We can derive the expression for eccentricity using the following method. Let us consider an ellipse with the origin as its center, that is $x_0 = 0$ and $y_0 = 0$, then its focii are at $(\pm ae, 0)$ and its directrices are given by the equations $x = \pm \dfrac{a}{e}$.

Substituting $x = 0$ in the equation of the ellipse, we get $y = \pm b$.

Considering the point $(0, b)$ on the ellipse. Its distance from the focus $(ae, 0)$ is $\sqrt{a^2e^2 + b^2}$ and its distance from the directrix $x = \dfrac{a}{e}$ is $\dfrac{a}{e}$.

Therefore,

$\dfrac{\sqrt{a^2e^2 + b^2}}{\frac{a}{e}} = e$

$\Rightarrow \sqrt{a^2e^2 + b^2} = a$

$\Rightarrow a^2e^2 + b^2 = a^2$

$\Rightarrow a^2e^2  = a^2 - b^2$

$\Rightarrow e^2  = 1 - \dfrac{b^2}{a^2}$

$\Rightarrow e = \sqrt{1 - \dfrac{b^2}{a^2}}$

Latus Rectum: The latus rectum is a straight line perpendicular to the major axis, passing through the focus, and terminated on both sides by the elllipse.

We can use the following method to find the length of the latus rectum.

Since the length of the latus rectum is not dependent on the position of the center, we can assume that the ellipse is centered at the orgin, therefore having an equation of the form $\dfrac{x^2}{a^2} + \dfrac{y^2}{b^2} = 1$ and has an eccentricity of $e$.

Therefore, the focii are at $(\pm ae, 0)$.
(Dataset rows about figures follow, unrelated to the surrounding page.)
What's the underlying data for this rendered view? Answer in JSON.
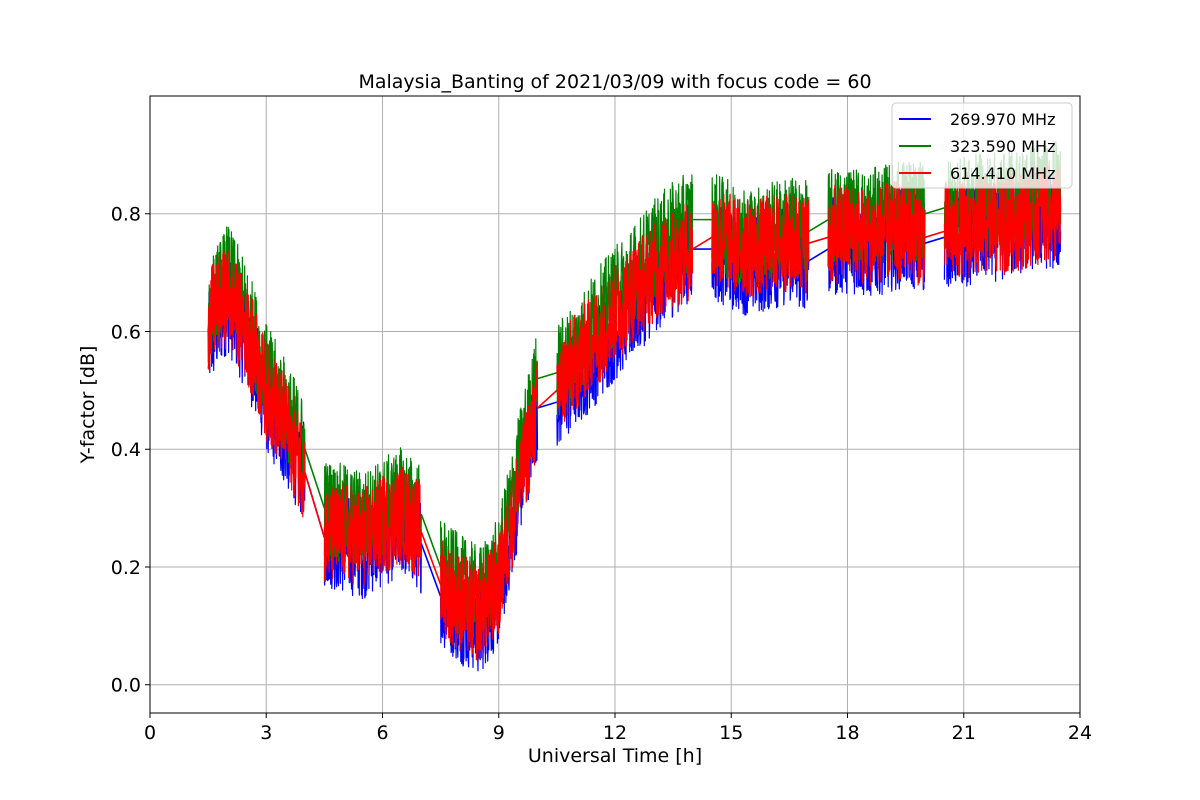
{
  "chart_data": {
    "type": "line",
    "title": "Malaysia_Banting of 2021/03/09 with focus code = 60",
    "xlabel": "Universal Time [h]",
    "ylabel": "Y-factor [dB]",
    "xlim": [
      0,
      24
    ],
    "ylim": [
      -0.048,
      1.0
    ],
    "xticks": [
      "0",
      "3",
      "6",
      "9",
      "12",
      "15",
      "18",
      "21",
      "24"
    ],
    "yticks": [
      "0.0",
      "0.2",
      "0.4",
      "0.6",
      "0.8"
    ],
    "grid": true,
    "legend_position": "top-right",
    "series": [
      {
        "name": "269.970 MHz",
        "color": "#0000ff",
        "segments": [
          {
            "x": [
              1.5,
              2.0,
              2.5,
              3.0,
              3.5,
              4.0
            ],
            "y": [
              0.58,
              0.65,
              0.58,
              0.48,
              0.42,
              0.36
            ]
          },
          {
            "x": [
              4.5,
              5.0,
              5.5,
              6.0,
              6.5,
              7.0
            ],
            "y": [
              0.25,
              0.24,
              0.23,
              0.25,
              0.27,
              0.24
            ]
          },
          {
            "x": [
              7.5,
              8.0,
              8.5,
              9.0,
              9.5,
              10.0
            ],
            "y": [
              0.15,
              0.12,
              0.1,
              0.15,
              0.32,
              0.47
            ]
          },
          {
            "x": [
              10.5,
              11.0,
              11.5,
              12.0,
              12.5,
              13.0,
              13.5,
              14.0
            ],
            "y": [
              0.48,
              0.52,
              0.56,
              0.6,
              0.64,
              0.68,
              0.71,
              0.74
            ]
          },
          {
            "x": [
              14.5,
              15.0,
              15.5,
              16.0,
              16.5,
              17.0
            ],
            "y": [
              0.74,
              0.72,
              0.71,
              0.72,
              0.73,
              0.72
            ]
          },
          {
            "x": [
              17.5,
              18.0,
              18.5,
              19.0,
              19.5,
              20.0
            ],
            "y": [
              0.74,
              0.75,
              0.74,
              0.75,
              0.76,
              0.75
            ]
          },
          {
            "x": [
              20.5,
              21.0,
              21.5,
              22.0,
              22.5,
              23.0,
              23.5
            ],
            "y": [
              0.76,
              0.76,
              0.77,
              0.77,
              0.78,
              0.79,
              0.79
            ]
          }
        ]
      },
      {
        "name": "323.590 MHz",
        "color": "#008000",
        "segments": [
          {
            "x": [
              1.5,
              2.0,
              2.5,
              3.0,
              3.5,
              4.0
            ],
            "y": [
              0.63,
              0.7,
              0.63,
              0.53,
              0.47,
              0.4
            ]
          },
          {
            "x": [
              4.5,
              5.0,
              5.5,
              6.0,
              6.5,
              7.0
            ],
            "y": [
              0.3,
              0.29,
              0.28,
              0.3,
              0.32,
              0.29
            ]
          },
          {
            "x": [
              7.5,
              8.0,
              8.5,
              9.0,
              9.5,
              10.0
            ],
            "y": [
              0.2,
              0.17,
              0.15,
              0.2,
              0.37,
              0.52
            ]
          },
          {
            "x": [
              10.5,
              11.0,
              11.5,
              12.0,
              12.5,
              13.0,
              13.5,
              14.0
            ],
            "y": [
              0.53,
              0.57,
              0.62,
              0.66,
              0.7,
              0.74,
              0.77,
              0.79
            ]
          },
          {
            "x": [
              14.5,
              15.0,
              15.5,
              16.0,
              16.5,
              17.0
            ],
            "y": [
              0.79,
              0.77,
              0.76,
              0.77,
              0.78,
              0.77
            ]
          },
          {
            "x": [
              17.5,
              18.0,
              18.5,
              19.0,
              19.5,
              20.0
            ],
            "y": [
              0.79,
              0.8,
              0.79,
              0.8,
              0.81,
              0.8
            ]
          },
          {
            "x": [
              20.5,
              21.0,
              21.5,
              22.0,
              22.5,
              23.0,
              23.5
            ],
            "y": [
              0.81,
              0.81,
              0.82,
              0.82,
              0.83,
              0.84,
              0.84
            ]
          }
        ]
      },
      {
        "name": "614.410 MHz",
        "color": "#ff0000",
        "segments": [
          {
            "x": [
              1.5,
              2.0,
              2.5,
              3.0,
              3.5,
              4.0
            ],
            "y": [
              0.62,
              0.66,
              0.6,
              0.5,
              0.44,
              0.36
            ]
          },
          {
            "x": [
              4.5,
              5.0,
              5.5,
              6.0,
              6.5,
              7.0
            ],
            "y": [
              0.25,
              0.26,
              0.25,
              0.27,
              0.29,
              0.26
            ]
          },
          {
            "x": [
              7.5,
              8.0,
              8.5,
              9.0,
              9.5,
              10.0
            ],
            "y": [
              0.17,
              0.14,
              0.12,
              0.17,
              0.33,
              0.47
            ]
          },
          {
            "x": [
              10.5,
              11.0,
              11.5,
              12.0,
              12.5,
              13.0,
              13.5,
              14.0
            ],
            "y": [
              0.5,
              0.55,
              0.59,
              0.63,
              0.67,
              0.7,
              0.72,
              0.74
            ]
          },
          {
            "x": [
              14.5,
              15.0,
              15.5,
              16.0,
              16.5,
              17.0
            ],
            "y": [
              0.76,
              0.75,
              0.74,
              0.75,
              0.75,
              0.75
            ]
          },
          {
            "x": [
              17.5,
              18.0,
              18.5,
              19.0,
              19.5,
              20.0
            ],
            "y": [
              0.76,
              0.77,
              0.76,
              0.77,
              0.77,
              0.76
            ]
          },
          {
            "x": [
              20.5,
              21.0,
              21.5,
              22.0,
              22.5,
              23.0,
              23.5
            ],
            "y": [
              0.77,
              0.77,
              0.78,
              0.78,
              0.79,
              0.8,
              0.8
            ]
          }
        ]
      }
    ]
  }
}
The equations of the latus rectum are given by $x = \pm ae$. We consider the right side latus rectum with the equation $x = ae$

To find the intersection point of this latus rectum we can substitute $x = ae$ in the equation of the ellipse, and get:

$\dfrac{a^2e^2}{a^2} + \dfrac{y^2}{b^2} = 1$

$\Rightarrow  \dfrac{y^2}{b^2} = 1 - e^2$

$\Rightarrow  \dfrac{y^2}{b^2} = 1 - e^2$

$\Rightarrow y = \pm b \sqrt{1 - e^2}$

Therefore, the two intersection points of the latus rectum with the ellipse are $(ae, b \sqrt{1 - e^2})$ and $(ae, -b \sqrt{1 - e^2})$.

Therefore, the length of the latus rectum is $2b \sqrt{1 - e^2}$

Substituting $e = \sqrt{1 - \dfrac{b^2}{a^2}}$ we get the length as:

$l = 2b \sqrt{1 - \left(1 - \dfrac{b^2}{a^2}\right)}$

$\Rightarrow l = 2b \sqrt{\dfrac{b^2}{a^2}}$

$\Rightarrow l = \dfrac{2b^2}{a}$

A ray of light passing through any one of the focii, after being reflected from the inner surface of an ellipse will pass through the other focii, as shown in the following property.

This, in other words, means that the normal to an ellipse at any point bisects the angle formed by the lines joining that point and the two focii.

The area of an ellipse with $2a$ and $2b$ as the major and minor axis is given by $\pi a b$. This relation can be derived using integration.

If we have an ellipse centered at the origin, represented by $\dfrac{x^2}{a^2} + \dfrac{y^2}{b^2} = 1$ and replace $x = a\cos t$ and $y = b \sin t$, then for any value of $t$, we get the $LHS$ as:

$\dfrac{x^2}{a^2} + \dfrac{y^2}{b^2}$

$= \dfrac{a^2 \cos^2 t}{a^2} + \dfrac{b^2 \sin^2 t}{b^2}$ 

$= \cos^2 t + \sin^2 t$

$= 1 = RHS$

Therefore,

$x = a\cos t$

$y = b \sin t$

satisfy the equation of the ellipse for all values of $t$, and gives us the parametric form of the ellipse.